The first time of my life I faced this, I shared two different emotions:
- Fear because you don’t know how people will react. You are not sure of your words and dread a problematic question that you haven’t prepared to answer.
- Pride because you succeed in calling your first prospect and connecting with him.
I called 10, 30, 60 peoples to learn more about my market and connect with influential people in the industry. And you know what? I always dreaded each call.
I never imagined success, but I succeed, and you know what? You’ll too if you start now.
“Cold Call” is a wrong term.
It will help if you have human warmth and emotions. Drop the cold to get the heat.
To achieve that, you need to personalize your interaction.
We are all enough copy-pasted LinkedIn invitations or emails of people wanting us to buy their product.
The first piece of advice I can give you is to create a discussion and trust pattern.
Do not directly take your phone and call the first number on your list.

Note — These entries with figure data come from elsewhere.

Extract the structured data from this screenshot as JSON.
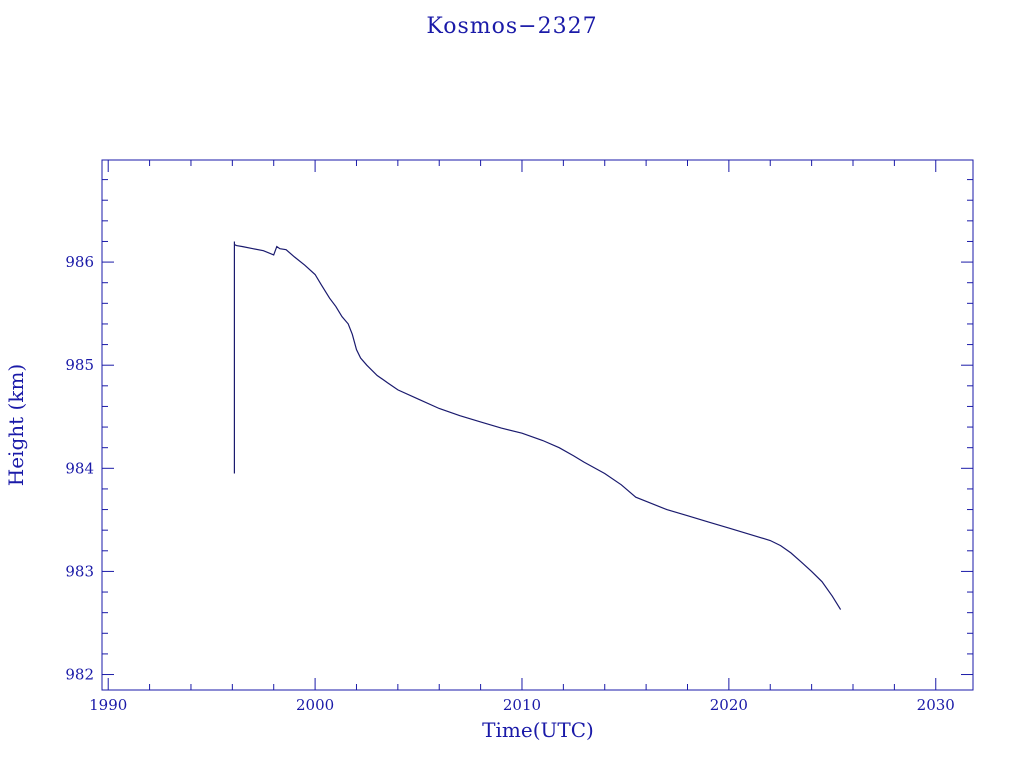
{
  "chart_data": {
    "type": "line",
    "title": "Kosmos−2327",
    "xlabel": "Time(UTC)",
    "ylabel": "Height (km)",
    "xlim": [
      1989.7,
      2031.8
    ],
    "ylim": [
      981.85,
      986.99
    ],
    "x_ticks": [
      1990,
      2000,
      2010,
      2020,
      2030
    ],
    "x_tick_labels": [
      "1990",
      "2000",
      "2010",
      "2020",
      "2030"
    ],
    "y_ticks": [
      982,
      983,
      984,
      985,
      986
    ],
    "y_tick_labels": [
      "982",
      "983",
      "984",
      "985",
      "986"
    ],
    "grid": false,
    "legend": "none",
    "colors": {
      "axes": "#1a1aa8",
      "line": "#1a1a6e",
      "text": "#1a1aa8"
    },
    "series": [
      {
        "x": [
          1996.1,
          1996.1,
          1996.1,
          1996.2,
          1996.5,
          1997.0,
          1997.5,
          1998.0,
          1998.15,
          1998.3,
          1998.6,
          1999.0,
          1999.5,
          2000.0,
          2000.3,
          2000.7,
          2001.0,
          2001.3,
          2001.6,
          2001.8,
          2002.0,
          2002.2,
          2002.5,
          2003.0,
          2003.5,
          2004.0,
          2005.0,
          2006.0,
          2007.0,
          2008.0,
          2009.0,
          2010.0,
          2011.0,
          2011.8,
          2012.5,
          2013.0,
          2014.0,
          2014.8,
          2015.5,
          2016.0,
          2017.0,
          2018.0,
          2019.0,
          2020.0,
          2021.0,
          2022.0,
          2022.5,
          2023.0,
          2023.5,
          2024.0,
          2024.5,
          2025.0,
          2025.4
        ],
        "y": [
          983.95,
          986.2,
          986.17,
          986.16,
          986.15,
          986.13,
          986.11,
          986.07,
          986.15,
          986.13,
          986.12,
          986.05,
          985.97,
          985.88,
          985.78,
          985.65,
          985.57,
          985.47,
          985.4,
          985.3,
          985.15,
          985.07,
          985.0,
          984.9,
          984.83,
          984.76,
          984.67,
          984.58,
          984.51,
          984.45,
          984.39,
          984.34,
          984.27,
          984.2,
          984.12,
          984.06,
          983.95,
          983.84,
          983.72,
          983.68,
          983.6,
          983.54,
          983.48,
          983.42,
          983.36,
          983.3,
          983.25,
          983.18,
          983.09,
          983.0,
          982.9,
          982.76,
          982.63
        ]
      }
    ]
  }
}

Connect with people on LinkedIn by sending them a message, sending a text message by SMS or Whatsapp, or sending an email.

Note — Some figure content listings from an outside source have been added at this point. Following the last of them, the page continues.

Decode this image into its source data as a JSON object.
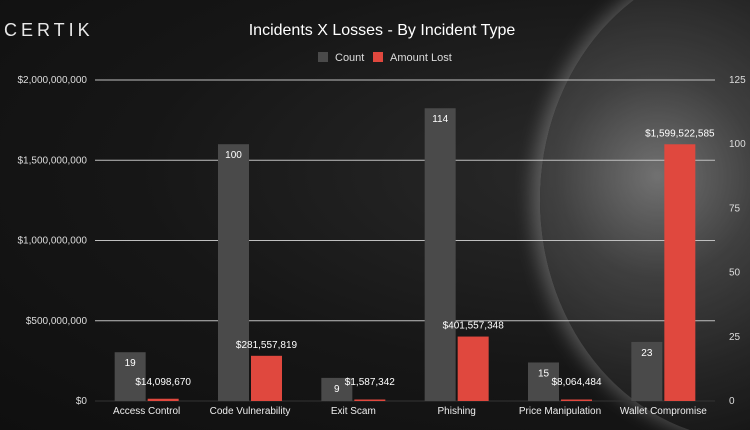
{
  "logo": "CERTIK",
  "colors": {
    "count": "#4a4a4a",
    "amount": "#e0483e",
    "grid": "#bfbfbf"
  },
  "chart_data": {
    "type": "bar",
    "title": "Incidents X Losses - By Incident Type",
    "categories": [
      "Access Control",
      "Code Vulnerability",
      "Exit Scam",
      "Phishing",
      "Price Manipulation",
      "Wallet Compromise"
    ],
    "series": [
      {
        "name": "Count",
        "axis": "right",
        "values": [
          19,
          100,
          9,
          114,
          15,
          23
        ],
        "labels": [
          "19",
          "100",
          "9",
          "114",
          "15",
          "23"
        ]
      },
      {
        "name": "Amount Lost",
        "axis": "left",
        "values": [
          14098670,
          281557819,
          1587342,
          401557348,
          8064484,
          1599522585
        ],
        "labels": [
          "$14,098,670",
          "$281,557,819",
          "$1,587,342",
          "$401,557,348",
          "$8,064,484",
          "$1,599,522,585"
        ]
      }
    ],
    "y_left": {
      "ylim": [
        0,
        2000000000
      ],
      "ticks": [
        "$0",
        "$500,000,000",
        "$1,000,000,000",
        "$1,500,000,000",
        "$2,000,000,000"
      ]
    },
    "y_right": {
      "ylim": [
        0,
        125
      ],
      "ticks": [
        "0",
        "25",
        "50",
        "75",
        "100",
        "125"
      ]
    },
    "legend": "top",
    "grid": true
  }
}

If you send a message before a call, this will create a context for your target customer. He’ll know who you are and why you want to get in touch with him. If the answer is negative, that’s okay. You stayed away from a negative response on the phone.
Focus on the 20% positive answer that will produce 80% of your results. So, don’t waste time with demanding potential customers and go forward.
#1 — Find a common interest
Your prospect is not a wallet but a human being and could be a friend as well. What do you do to make a new friend? Simply by finding a common interest!
If you have read the best-seller How to Win Friends and Influence People by Dale Carnegie, you already know the importance of this golden bullet.
To do so, check his social profiles and identify something you could engage during your discussion: does he make photography? Does he love traveling?
It’s all about starting a new relationship and making it durable in the long run. Not a one-shot action.
#2 — Understanding them
Please don’t start your call by talking about your product but learning more about your future customer.
Some people like to create personas and speculate on them without really talking with their target customers. By understanding your prospect, you will break all your personas’ misconceptions and have another vision about your target.
How does his business operate? What are his pain-points?
By asking good questions, you will find arguments for selling your product and finding new improvement areas to fit their needs.
#3 — Being emotional
Your prospect doesn’t care about your product but cares about the emotion you have created within him.
What’s the story of your project? What’s your testimony? Storytelling is essential to let your prospect identify himself to your product.
The second piece of advice after your story is your personality. Nobody wants to speak to someone depressed, sad, angry, or whatever bad emotions.
You can start by smiling while talking on the line. It changes the tone of your voice. Yes, it sounds creepy, but it makes the difference. 🙌
There is a lot more to write about calling prospects, but these are all the points that will kill the classical cold calls.